Let’s assume that the motorcycle rider had private health insurance that it received $1,000,000 in billed medical charges, but due to contractual discounts only paid $500,000 of his medical expenses.
Assume that the jury awarded the full $1,000,000 in medical bills. The motorcyclist would only be able to recover the $500,000 that the health insurer paid. This assumes that the health insurer had a right of subrogation.

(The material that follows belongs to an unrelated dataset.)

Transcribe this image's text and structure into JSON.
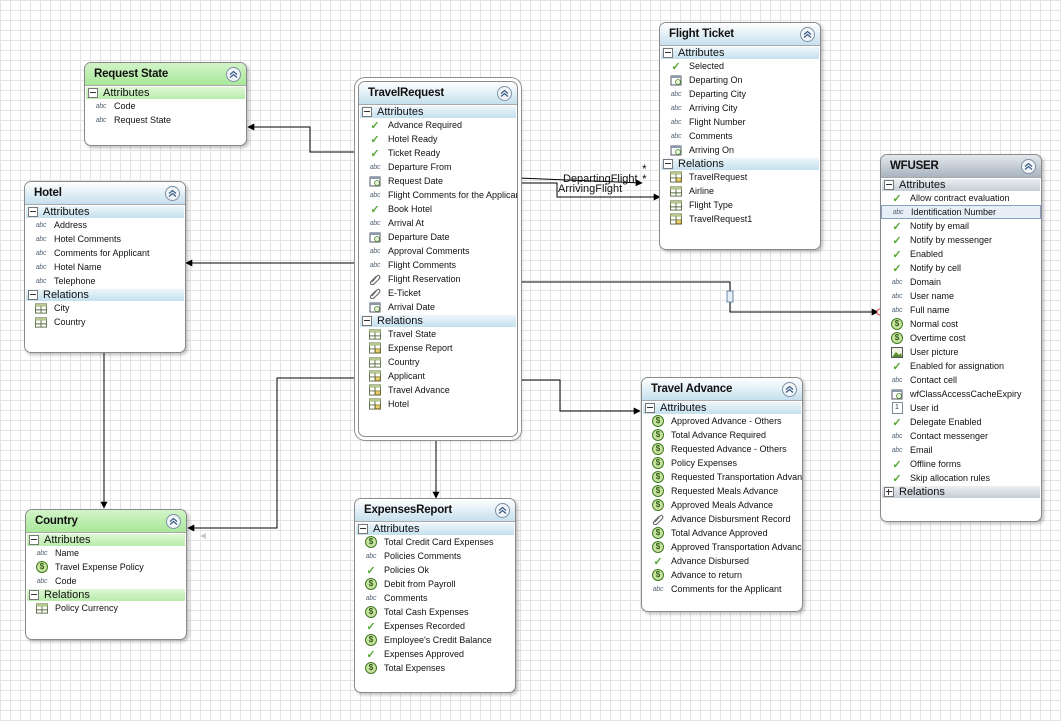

If the health insurer did not have a right of subrogation, the motorcyclist would not be entitled to recover these medical bills. This would be because he would not have to repay the health insurer.
Santos’ liability was solely vicarious and that Pereles had insurance with limits less than $500,000 combined property damage and bodily injury liability.
This means that the owner was only liable because he loaned the motor vehicle to Pereles, the user, in Florida. In this case, the owner did not do anything wrong.
As a result, the parties agreed that Santos’ liability was limited to $600,000, plus costs and interest. The motorcycle rider’s attorney agreed to this $600,000 limit because Florida law limits his liability to $600,000.
Section 324.021(9)(b)3., Florida Statutes states:
“The owner who is a natural person and loans a motor vehicle to any permissive user shall be liable for the operation of the vehicle or the acts of the operator in connection therewith only up to $100,000 per person and up to $300,000 per incident for bodily injury and up to $50,000 for property damage.
If the permissive user of the motor vehicle is uninsured or has any insurance with limits less than $500,000 combined property damage and bodily injury liability, the owner shall be liable for up to an additional $500,000 in economic damages only arising out of the use of the motor vehicle. The additional specified liability of the owner for economic damages shall be reduced by amounts actually recovered from the permissive user and from any insurance or self-insurance covering the permissive user. Nothing in this subparagraph shall be construed to affect the liability of the owner for his or her own negligence.”
The appeals court said that the final judgment against Santos’ should be limited to $600,000.
My thoughts: The jury issued a huge verdict because the motorcycle rider had severe brain injuries. They also found the motorcyclist to be partially at fault and reduced his damages due to contractual discounts on his medical bills.
In Florida, motorcyclists are often found to be partially at fault in an accident. Witnesses often say that the motorcycle rider was speeding.
After taking those factors into account, the total judgment against the vehicle driver was still huge ($12,832,837.17). However, since the owner did nothing wrong, he is only liable for $600,000.
The motorcyclist will likely only collect this $600,000 judgement (or anything close to it) if:
1. The owner or driver has a large bodily injury (BI) liability auto insurance policy; or
2. The owner and/or driver’s auto insurer failed to act in good faith and settle the case when it could and should have.
This is because in Florida, BI liability coverage is not required on private passenger motor vehicles. A private passenger vehicle is a non-commercial vehicle.
When a natural person (not a corporation) has BI coverage, it is usually not more than $100,000. It is often much less.
The vehicle driver is still responsible for the entire judgment because his negligence caused the motorcyclist’s severe brain injuries.
The District Court of Appeal of Florida, Fifth District issued an opinion on July 2, 2015. The Fifth District Court of Appeal is comprised of Hernando, Lake, Marion, Citrus and Sumter Counties; Flagler, Putnam, St. Johns and Volusia Counties; Orange and Osceola Counties; and Brevard and Seminole Counties.
Therefore, I assume that this accident happened in one of these counties. Fort Lauderdale and Orlando, Florida lawyers represented Brink. This not my case.
A Tampa lawyer and Orlando attorney represented the defendants.